Come on back Sanjaya, all is forgiven.
American Idol’s 12 male contestants did their best to send viewers over to the Winter Olympics last night. Even with the DVR cranked up to warp speed, the show seemed underwhelming and endless.
But let’s give the boys a break, at least for a moment. The judges had their own off night. They sent out so many mixed signals that the gents must have felt like they were parked up at Inspiration Point with the drunk president of the high school Abstinence Club.
Poor Tyler Grady: he has been lauded repeatedly for his Remember the 70s look and then—surprise, surprise—rocked those threads again. Not that Simon wasn’t right when he said that Grady looked like he was at “pretend-to-be-a-rock-star school.” I suspect that Tyler felt that he had found his Idol identity and was trying to not to fall into the trap that the judges sometimes set of “not being who you really are” when contestants try something new.
I liked Tyler’s response, “I guess I’ll have to go to the mall.” But considering his period look, what he should have said was, as Mick would have put it, “Well then, what can a poor boy do except to sing for a rock and roll band?”
And once again, despite all of the judges’ pleas for originality, safe performers carried the day, from Aaron Kelly to Casey James. Speaking of Casey James, the whole Kara the Cougar schtick is tired and potentially could have gotten in the way of his performance. If the show needs a lusty lady judge that badly, they should have just kept Paula around.
With a stronger field, more of these guys would be in danger. But someone has to get through, so here’s a look at how things are shaking out.
Michael Lynche: He did a nice and easy rendition of Maroon 5’s “This Love” and is so appealing and memorable that he’ll have no problems in coming weeks. Plus, half the country thinks he’s the guy from The Blind Side.
Aaron Kelly: He’s David Archuleta with less technique but more soul. Young Aaron seemed to gain strength and confidence the more he got into the song.
Andrew Garcia: Not a great night and not a great song. Just too many words and I’m not sure how well gun metaphor lyrics work on Idol. Speaking of which, he’ll reload and come out firing next week.
Todrick Hall: So here’s a talented guy who did exactly what the judges are always instructing: Take a well-known song and make it your own. His interpretation of “Since U Been Gone” was far from perfect. But come on, all he did was rework Kelly Clarkson not beatbox “Hey Jude.”
Lee Dewyze: I was underwhelmed by him, but the judges were fairly kind. Despite pitch issues, Lee has a good natural voice and looks a bit like Tim Tebow might if he doesn’t catch on in the NFL. His little aside to Ryan, “I don’t want to ever lose this feeling,” was almost a direct line from the old Derek and the Dominos/Eric Clapton song “Bell Bottom Blues.” That sweet, simple sentiment no doubt won him some votes.
Tyler Grady: Even after his Lenny Kravitz-ized “American Woman,” he’ll live to shimmy another day. For how many days, I'm not sure.

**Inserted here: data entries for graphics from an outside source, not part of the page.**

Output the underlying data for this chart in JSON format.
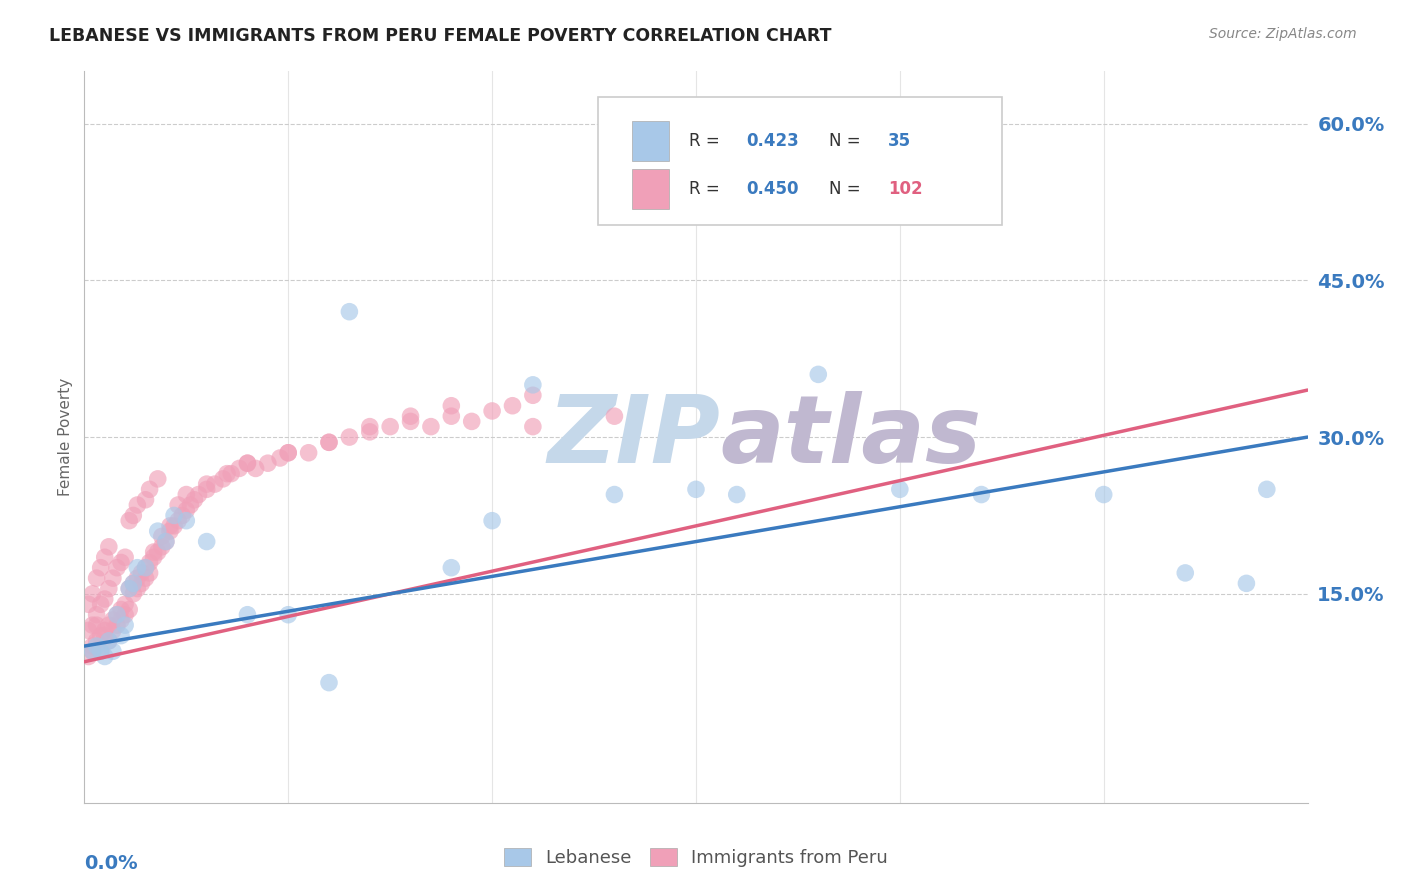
{
  "title": "LEBANESE VS IMMIGRANTS FROM PERU FEMALE POVERTY CORRELATION CHART",
  "source": "Source: ZipAtlas.com",
  "ylabel": "Female Poverty",
  "blue_color": "#a8c8e8",
  "pink_color": "#f0a0b8",
  "blue_line_color": "#3a7abf",
  "pink_line_color": "#e06080",
  "watermark_zip_color": "#c5d8ea",
  "watermark_atlas_color": "#c0b8d0",
  "background_color": "#ffffff",
  "grid_color": "#cccccc",
  "title_color": "#222222",
  "source_color": "#888888",
  "axis_label_color": "#3a7abf",
  "xlim": [
    0.0,
    0.3
  ],
  "ylim": [
    -0.05,
    0.65
  ],
  "blue_x": [
    0.002,
    0.003,
    0.004,
    0.005,
    0.006,
    0.007,
    0.008,
    0.009,
    0.01,
    0.011,
    0.012,
    0.013,
    0.015,
    0.018,
    0.02,
    0.022,
    0.025,
    0.03,
    0.04,
    0.05,
    0.06,
    0.065,
    0.09,
    0.1,
    0.11,
    0.13,
    0.15,
    0.16,
    0.18,
    0.2,
    0.22,
    0.25,
    0.27,
    0.285,
    0.29
  ],
  "blue_y": [
    0.095,
    0.1,
    0.095,
    0.09,
    0.105,
    0.095,
    0.13,
    0.11,
    0.12,
    0.155,
    0.16,
    0.175,
    0.175,
    0.21,
    0.2,
    0.225,
    0.22,
    0.2,
    0.13,
    0.13,
    0.065,
    0.42,
    0.175,
    0.22,
    0.35,
    0.245,
    0.25,
    0.245,
    0.36,
    0.25,
    0.245,
    0.245,
    0.17,
    0.16,
    0.25
  ],
  "pink_x": [
    0.001,
    0.001,
    0.001,
    0.002,
    0.002,
    0.002,
    0.003,
    0.003,
    0.003,
    0.004,
    0.004,
    0.004,
    0.005,
    0.005,
    0.005,
    0.006,
    0.006,
    0.006,
    0.007,
    0.007,
    0.008,
    0.008,
    0.009,
    0.009,
    0.01,
    0.01,
    0.011,
    0.011,
    0.012,
    0.012,
    0.013,
    0.013,
    0.014,
    0.015,
    0.015,
    0.016,
    0.016,
    0.017,
    0.018,
    0.018,
    0.019,
    0.02,
    0.021,
    0.022,
    0.023,
    0.024,
    0.025,
    0.026,
    0.027,
    0.028,
    0.03,
    0.032,
    0.034,
    0.036,
    0.038,
    0.04,
    0.042,
    0.045,
    0.048,
    0.05,
    0.055,
    0.06,
    0.065,
    0.07,
    0.075,
    0.08,
    0.085,
    0.09,
    0.095,
    0.1,
    0.105,
    0.11,
    0.002,
    0.003,
    0.004,
    0.005,
    0.006,
    0.007,
    0.008,
    0.009,
    0.01,
    0.011,
    0.012,
    0.013,
    0.014,
    0.015,
    0.016,
    0.017,
    0.019,
    0.021,
    0.023,
    0.025,
    0.03,
    0.035,
    0.04,
    0.05,
    0.06,
    0.07,
    0.08,
    0.09,
    0.11,
    0.13
  ],
  "pink_y": [
    0.09,
    0.115,
    0.14,
    0.095,
    0.12,
    0.15,
    0.105,
    0.13,
    0.165,
    0.11,
    0.14,
    0.175,
    0.115,
    0.145,
    0.185,
    0.12,
    0.155,
    0.195,
    0.125,
    0.165,
    0.13,
    0.175,
    0.135,
    0.18,
    0.14,
    0.185,
    0.155,
    0.22,
    0.16,
    0.225,
    0.165,
    0.235,
    0.17,
    0.175,
    0.24,
    0.18,
    0.25,
    0.185,
    0.19,
    0.26,
    0.195,
    0.2,
    0.21,
    0.215,
    0.22,
    0.225,
    0.23,
    0.235,
    0.24,
    0.245,
    0.25,
    0.255,
    0.26,
    0.265,
    0.27,
    0.275,
    0.27,
    0.275,
    0.28,
    0.285,
    0.285,
    0.295,
    0.3,
    0.305,
    0.31,
    0.315,
    0.31,
    0.32,
    0.315,
    0.325,
    0.33,
    0.34,
    0.1,
    0.12,
    0.095,
    0.11,
    0.105,
    0.115,
    0.12,
    0.125,
    0.13,
    0.135,
    0.15,
    0.155,
    0.16,
    0.165,
    0.17,
    0.19,
    0.205,
    0.215,
    0.235,
    0.245,
    0.255,
    0.265,
    0.275,
    0.285,
    0.295,
    0.31,
    0.32,
    0.33,
    0.31,
    0.32
  ],
  "blue_line_x0": 0.0,
  "blue_line_y0": 0.1,
  "blue_line_x1": 0.3,
  "blue_line_y1": 0.3,
  "pink_line_x0": 0.0,
  "pink_line_y0": 0.085,
  "pink_line_x1": 0.3,
  "pink_line_y1": 0.345
}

John Park: Shania Twain’s boy toy actually has the most polished voice in the bunch. Whether he'll catch on to the realities of the competition is another story,
Joe Munoz: Wow, the judges were awfully kind to him. And another thing: It’s time to declare a Mraz-atorium; enough with the Jason Mraz songs already!
Jermaine Sellers: I like him less and less every time I see him. Though he will likely survive beyond last night, despite his failed vocal pyrotechnics.
Tim Urban: Dude looks like the aspiring music critic in the movie Almost Famous. And after a losing battle with his shaky falsetto, "almost famous" may just be his musical epitaph.
Alex Lambert: When something’s wrong and you don’t belong, don’t sing a song that declares, “People look at me and they know/They can tell something is wrong/Like I don’t belong.”